Much of the other work being done right now is utility work, which will provide the new infrastructure necessary for the addition and renovation. One part of this new infrastructure is an underground water line that will run along the east side of Gallahue.
Students and staff may have noticed the additional fencing that was put in place so this line could be installed. The fencing cuts across the academic quad all the way to Jordan Hall, the building which many students and faculty now pass through to access Gallahue.
Buerger said this fencing was an anticipated part of the construction plan and it is expected to be up until about six weeks from Feb. 12, at which point the sidewalks will open again.
Villani said he was not aware of the plan to put the fencing up until it was already in place. However, he said the overall project has been well planned out with professors far in advance of much of the work that will be done.
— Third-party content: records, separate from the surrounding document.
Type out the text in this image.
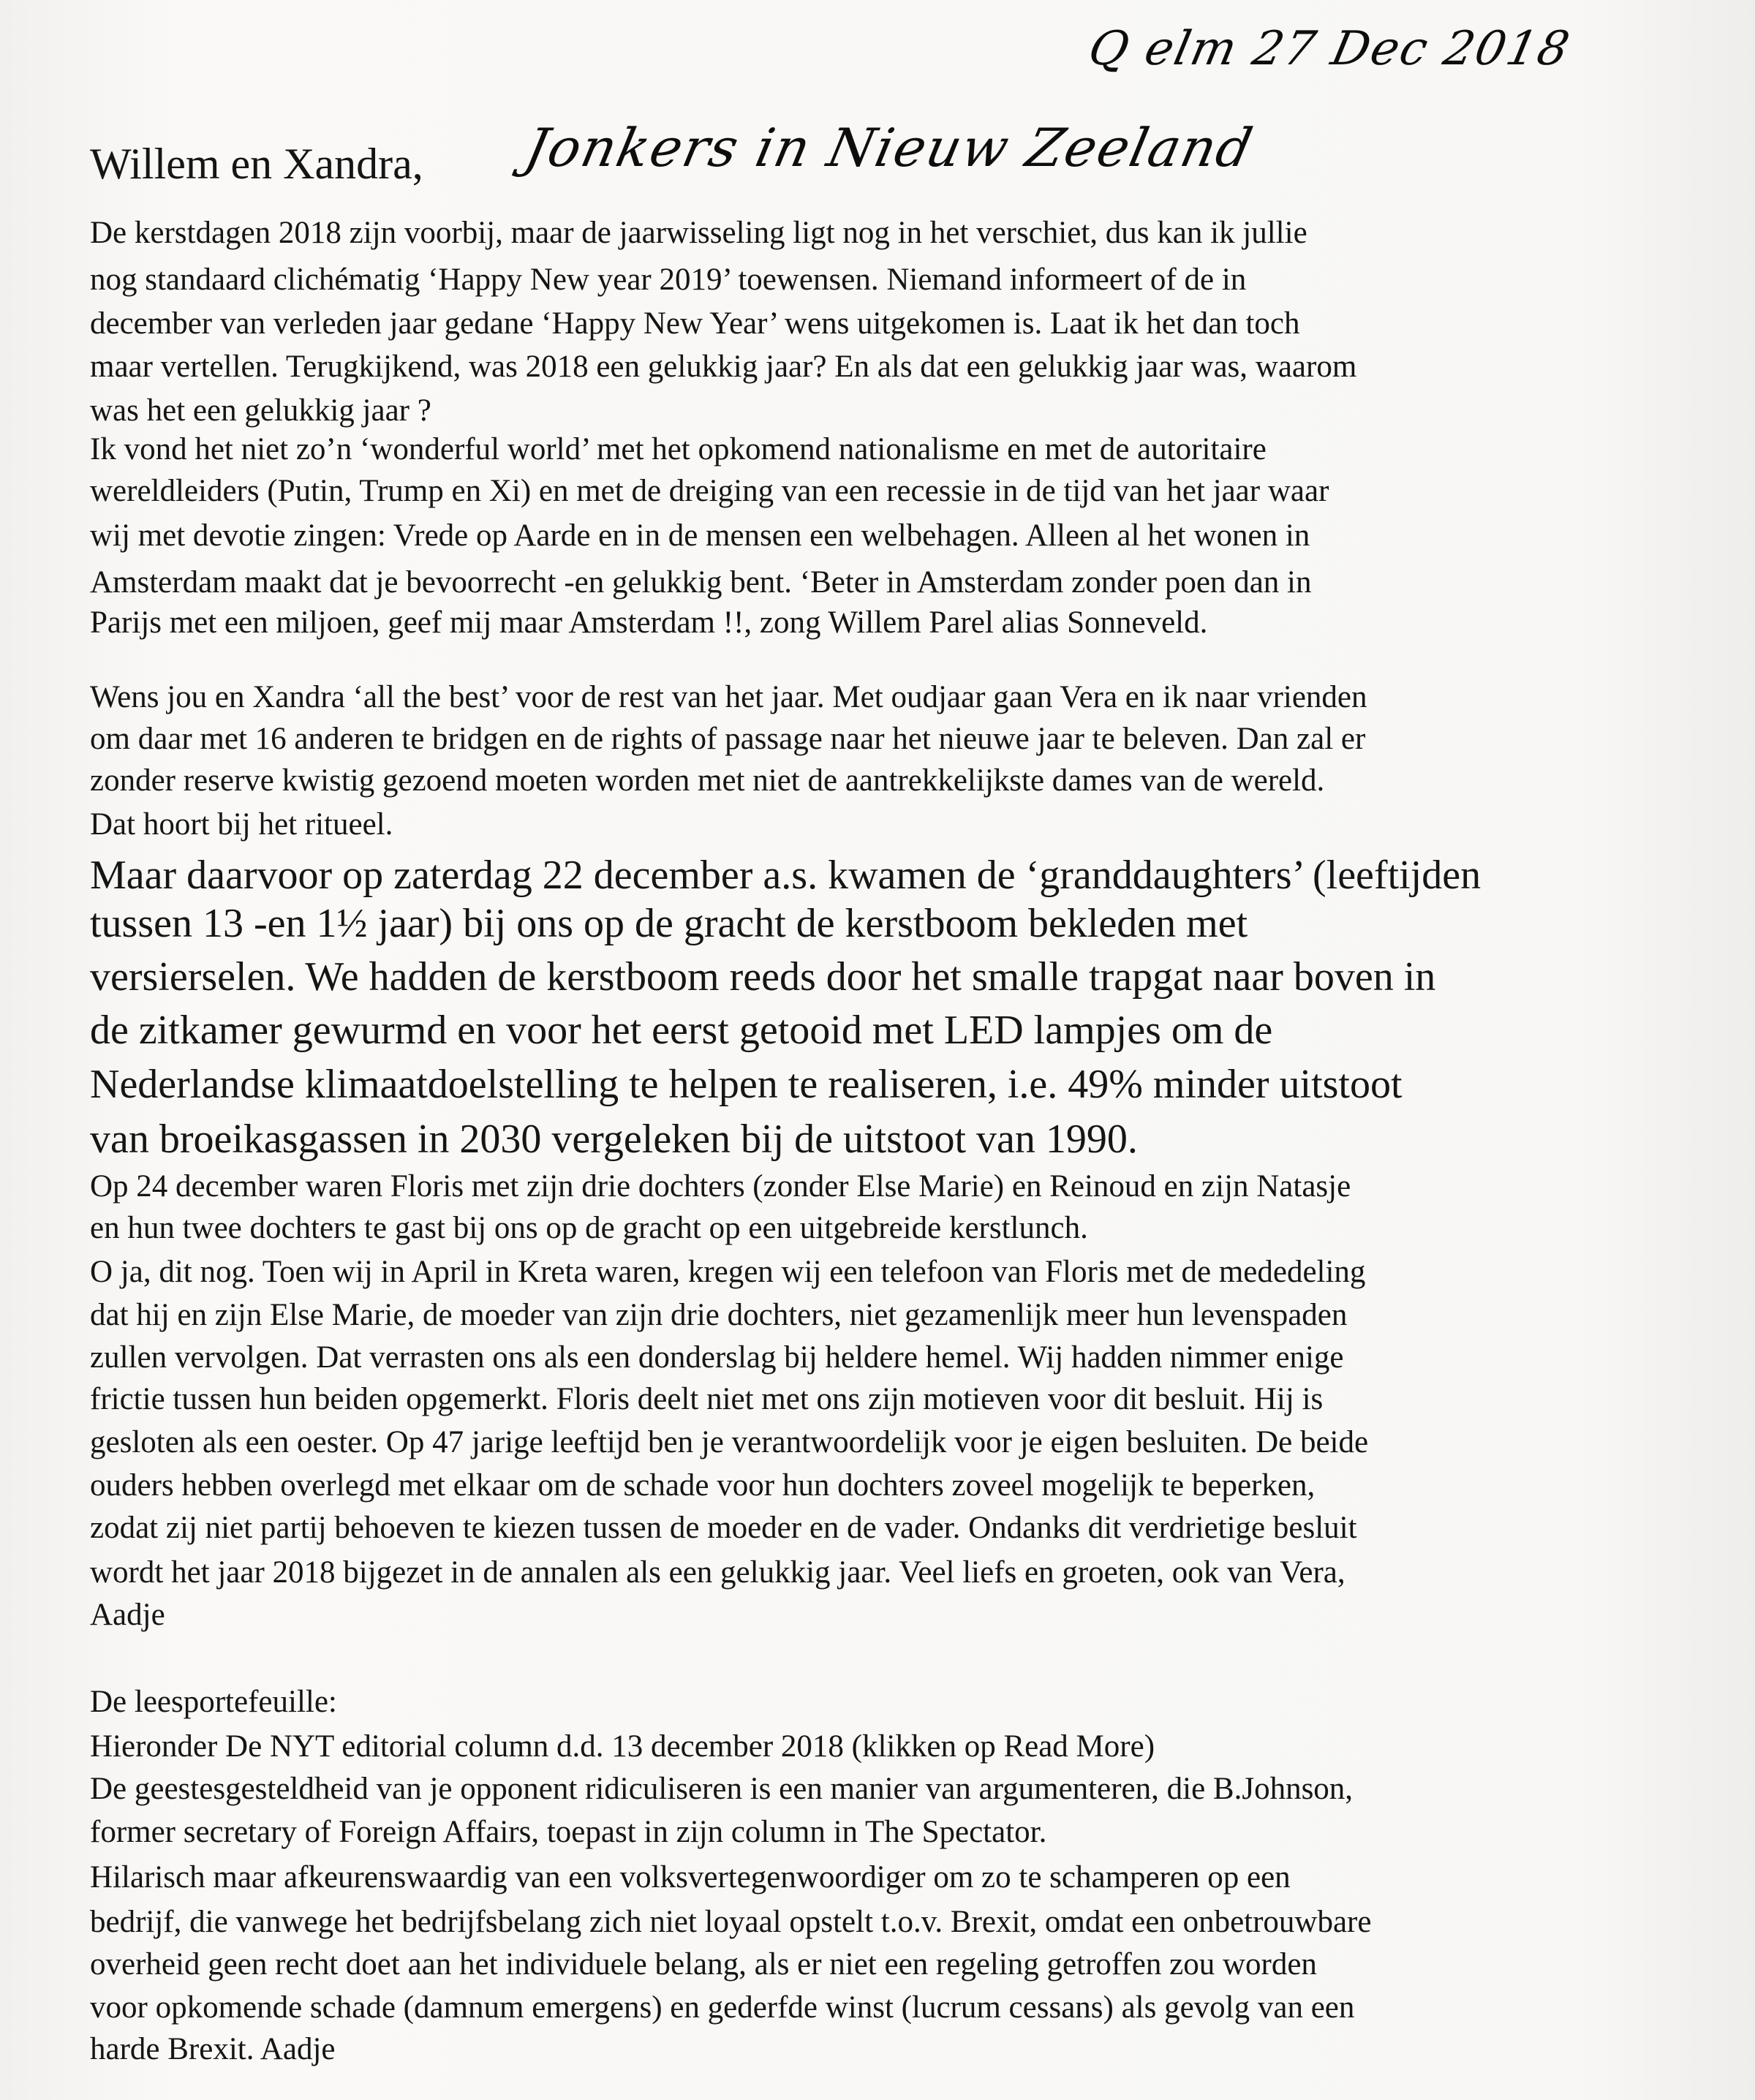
Q elm 27 Dec 2018
Willem en Xandra, Jonkers in Nieuw Zeeland
De kerstdagen 2018 zijn voorbij, maar de jaarwisseling ligt nog in het verschiet, dus kan ik jullie
nog standaard clichématig ‘Happy New year 2019’ toewensen. Niemand informeert of de in
december van verleden jaar gedane ‘Happy New Year’ wens uitgekomen is. Laat ik het dan toch
maar vertellen. Terugkijkend, was 2018 een gelukkig jaar? En als dat een gelukkig jaar was, waarom
was het een gelukkig jaar ?
Ik vond het niet zo’n ‘wonderful world’ met het opkomend nationalisme en met de autoritaire
wereldleiders (Putin, Trump en Xi) en met de dreiging van een recessie in de tijd van het jaar waar
wij met devotie zingen: Vrede op Aarde en in de mensen een welbehagen. Alleen al het wonen in
Amsterdam maakt dat je bevoorrecht -en gelukkig bent. ‘Beter in Amsterdam zonder poen dan in
Parijs met een miljoen, geef mij maar Amsterdam !!, zong Willem Parel alias Sonneveld.
Wens jou en Xandra ‘all the best’ voor de rest van het jaar. Met oudjaar gaan Vera en ik naar vrienden
om daar met 16 anderen te bridgen en de rights of passage naar het nieuwe jaar te beleven. Dan zal er
zonder reserve kwistig gezoend moeten worden met niet de aantrekkelijkste dames van de wereld.
Dat hoort bij het ritueel.
Maar daarvoor op zaterdag 22 december a.s. kwamen de ‘granddaughters’ (leeftijden
tussen 13 -en 1½ jaar) bij ons op de gracht de kerstboom bekleden met
versierselen. We hadden de kerstboom reeds door het smalle trapgat naar boven in
de zitkamer gewurmd en voor het eerst getooid met LED lampjes om de
Nederlandse klimaatdoelstelling te helpen te realiseren, i.e. 49% minder uitstoot
van broeikasgassen in 2030 vergeleken bij de uitstoot van 1990.
Op 24 december waren Floris met zijn drie dochters (zonder Else Marie) en Reinoud en zijn Natasje
en hun twee dochters te gast bij ons op de gracht op een uitgebreide kerstlunch.
O ja, dit nog. Toen wij in April in Kreta waren, kregen wij een telefoon van Floris met de mededeling
dat hij en zijn Else Marie, de moeder van zijn drie dochters, niet gezamenlijk meer hun levenspaden
zullen vervolgen. Dat verrasten ons als een donderslag bij heldere hemel. Wij hadden nimmer enige
frictie tussen hun beiden opgemerkt. Floris deelt niet met ons zijn motieven voor dit besluit. Hij is
gesloten als een oester. Op 47 jarige leeftijd ben je verantwoordelijk voor je eigen besluiten. De beide
ouders hebben overlegd met elkaar om de schade voor hun dochters zoveel mogelijk te beperken,
zodat zij niet partij behoeven te kiezen tussen de moeder en de vader. Ondanks dit verdrietige besluit
wordt het jaar 2018 bijgezet in de annalen als een gelukkig jaar. Veel liefs en groeten, ook van Vera,
Aadje
De leesportefeuille:
Hieronder De NYT editorial column d.d. 13 december 2018 (klikken op Read More)
De geestesgesteldheid van je opponent ridiculiseren is een manier van argumenteren, die B.Johnson,
former secretary of Foreign Affairs, toepast in zijn column in The Spectator.
Hilarisch maar afkeurenswaardig van een volksvertegenwoordiger om zo te schamperen op een
bedrijf, die vanwege het bedrijfsbelang zich niet loyaal opstelt t.o.v. Brexit, omdat een onbetrouwbare
overheid geen recht doet aan het individuele belang, als er niet een regeling getroffen zou worden
voor opkomende schade (damnum emergens) en gederfde winst (lucrum cessans) als gevolg van een
harde Brexit. Aadje
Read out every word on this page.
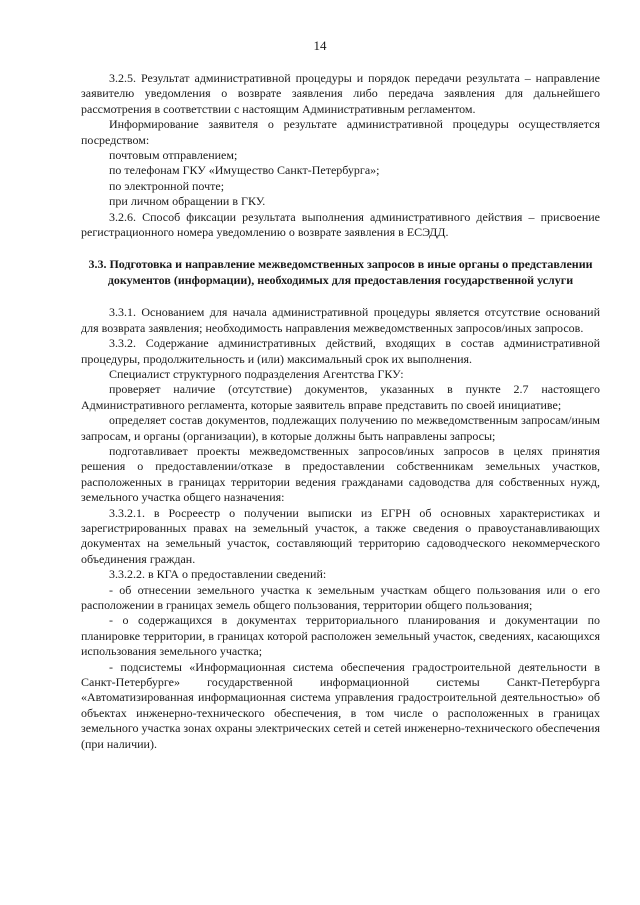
14

3.2.5. Результат административной процедуры и порядок передачи результата – направление заявителю уведомления о возврате заявления либо передача заявления для дальнейшего рассмотрения в соответствии с настоящим Административным регламентом.

Информирование заявителя о результате административной процедуры осуществляется посредством:

почтовым отправлением;

по телефонам ГКУ «Имущество Санкт-Петербурга»;

по электронной почте;

при личном обращении в ГКУ.

3.2.6. Способ фиксации результата выполнения административного действия – присвоение регистрационного номера уведомлению о возврате заявления в ЕСЭДД.

3.3. Подготовка и направление межведомственных запросов в иные органы о представлении документов (информации), необходимых для предоставления государственной услуги

3.3.1. Основанием для начала административной процедуры является отсутствие оснований для возврата заявления; необходимость направления межведомственных запросов/иных запросов.

3.3.2. Содержание административных действий, входящих в состав административной процедуры, продолжительность и (или) максимальный срок их выполнения.

Специалист структурного подразделения Агентства ГКУ:

проверяет наличие (отсутствие) документов, указанных в пункте 2.7 настоящего Административного регламента, которые заявитель вправе представить по своей инициативе;

определяет состав документов, подлежащих получению по межведомственным запросам/иным запросам, и органы (организации), в которые должны быть направлены запросы;

подготавливает проекты межведомственных запросов/иных запросов в целях принятия решения о предоставлении/отказе в предоставлении собственникам земельных участков, расположенных в границах территории ведения гражданами садоводства для собственных нужд, земельного участка общего назначения:

3.3.2.1. в Росреестр о получении выписки из ЕГРН об основных характеристиках и зарегистрированных правах на земельный участок, а также сведения о правоустанавливающих документах на земельный участок, составляющий территорию садоводческого некоммерческого объединения граждан.

3.3.2.2. в КГА о предоставлении сведений:

- об отнесении земельного участка к земельным участкам общего пользования или о его расположении в границах земель общего пользования, территории общего пользования;

- о содержащихся в документах территориального планирования и документации по планировке территории, в границах которой расположен земельный участок, сведениях, касающихся использования земельного участка;

- подсистемы «Информационная система обеспечения градостроительной деятельности в Санкт-Петербурге» государственной информационной системы Санкт-Петербурга «Автоматизированная информационная система управления градостроительной деятельностью» об объектах инженерно-технического обеспечения, в том числе о расположенных в границах земельного участка зонах охраны электрических сетей и сетей инженерно-технического обеспечения (при наличии).
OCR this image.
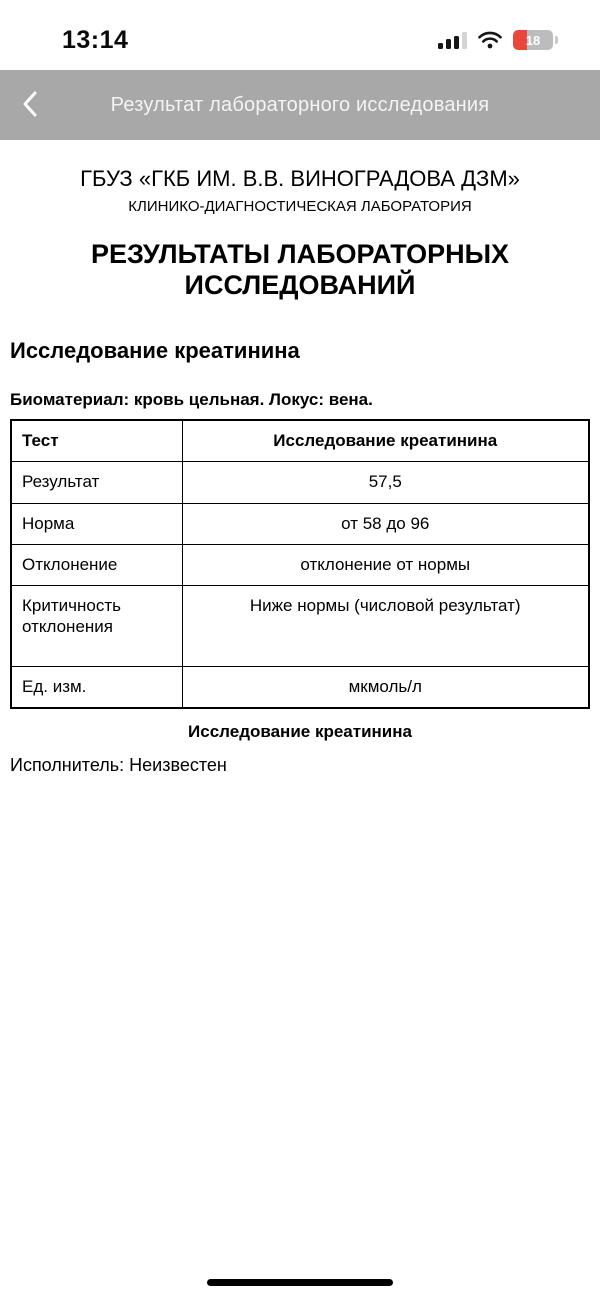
13:14	18
Результат лабораторного исследования
ГБУЗ «ГКБ ИМ. В.В. ВИНОГРАДОВА ДЗМ»
КЛИНИКО-ДИАГНОСТИЧЕСКАЯ ЛАБОРАТОРИЯ
РЕЗУЛЬТАТЫ ЛАБОРАТОРНЫХ ИССЛЕДОВАНИЙ
Исследование креатинина
Биоматериал: кровь цельная. Локус: вена.
Тест	Исследование креатинина
Результат	57,5
Норма	от 58 до 96
Отклонение	отклонение от нормы
Критичность отклонения	Ниже нормы (числовой результат)
Ед. изм.	мкмоль/л
Исследование креатинина
Исполнитель: Неизвестен
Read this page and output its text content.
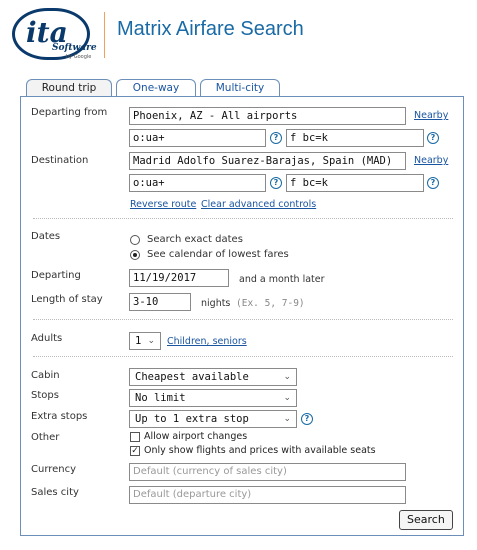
ita
Software
by Google
Matrix Airfare Search
Round trip	One-way	Multi-city
Departing from	Phoenix, AZ - All airports	Nearby
o:ua+	?	f bc=k	?
Destination	Madrid Adolfo Suarez-Barajas, Spain (MAD)	Nearby
o:ua+	?	f bc=k	?
Reverse route Clear advanced controls
Dates	Search exact dates
See calendar of lowest fares
Departing	11/19/2017	and a month later
Length of stay	3-10	nights (Ex. 5, 7-9)
Adults	1 ⌄ Children, seniors
Cabin	Cheapest available	⌄
Stops	No limit	⌄
Extra stops	Up to 1 extra stop	⌄	?
Other	Allow airport changes
✓ Only show flights and prices with available seats
Currency	Default (currency of sales city)
Sales city	Default (departure city)
Search
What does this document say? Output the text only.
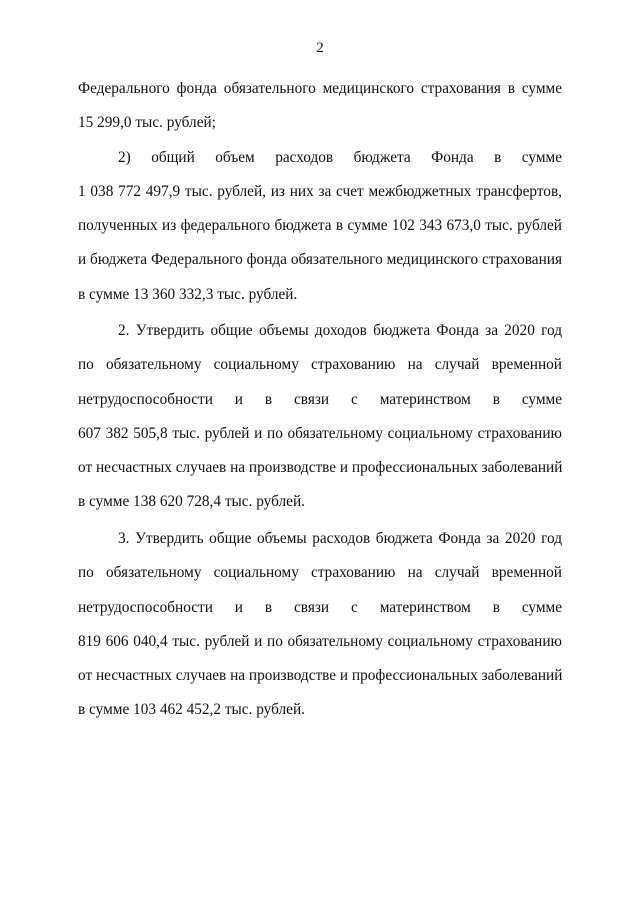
2
Федерального фонда обязательного медицинского страхования в сумме
15 299,0 тыс. рублей;
2) общий объем расходов бюджета Фонда в сумме
1 038 772 497,9 тыс. рублей, из них за счет межбюджетных трансфертов,
полученных из федерального бюджета в сумме 102 343 673,0 тыс. рублей
и бюджета Федерального фонда обязательного медицинского страхования
в сумме 13 360 332,3 тыс. рублей.
2. Утвердить общие объемы доходов бюджета Фонда за 2020 год
по обязательному социальному страхованию на случай временной
нетрудоспособности и в связи с материнством в сумме
607 382 505,8 тыс. рублей и по обязательному социальному страхованию
от несчастных случаев на производстве и профессиональных заболеваний
в сумме 138 620 728,4 тыс. рублей.
3. Утвердить общие объемы расходов бюджета Фонда за 2020 год
по обязательному социальному страхованию на случай временной
нетрудоспособности и в связи с материнством в сумме
819 606 040,4 тыс. рублей и по обязательному социальному страхованию
от несчастных случаев на производстве и профессиональных заболеваний
в сумме 103 462 452,2 тыс. рублей.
One aspect of the project that required careful planning with professors is the moving of classes and labs that will happen as the construction shifts between different phases. Phase one will include the addition that will connect Gallahue and the Holcomb Building; phase two includes the renovation of the Holcomb Building.
When the work on the Holcomb Building and the addition is completed, classes and labs — which would normally be housed in the north half of Gallahue — will be moved to this newly completed section. This will allow for renovations of Gallahue to begin, which will constitute the third and final phase of the project.
Work will begin on the north side of Holcomb, where it will continue for about nine months. Finally, classes and labs located in the south half of Gallahue will be moved to the north side of the building until the rest of the construction is complete.
Villani said this has been planned out carefully by an architect with the help of professors from each department well in advance of any of the actual moving.
“There will be aches and pains in the whole process, but it’s not that it won’t be organized and planned out well,” Villani said.
Luke Renchik, a junior economics and sports media production major, saw the investment in research as a positive move for Butler’s future.
“I think the strategic vision and investment into science is very cool and positive for Butler,” Renchik said.
In addition to providing more classrooms with updated technology, the new construction and renovations will provide spaces for collaboration. One of the main areas where this will be evident is in the research lab spaces.
Currently, many professors have their own individual labs where they work alongside students on research projects. Labs in the new building will be bigger to allow multiple faculty members to work in the same lab. This design is intended to match facilities of industry leaders, like Eli Lilly and Roche, and is expected to encourage collaboration.
“It will allow students to work together more,” Villani said. “My students who are working in my lab, they’re going to be working right next to other students in other labs and it will just foster a better sense of community and maybe more collaboration.”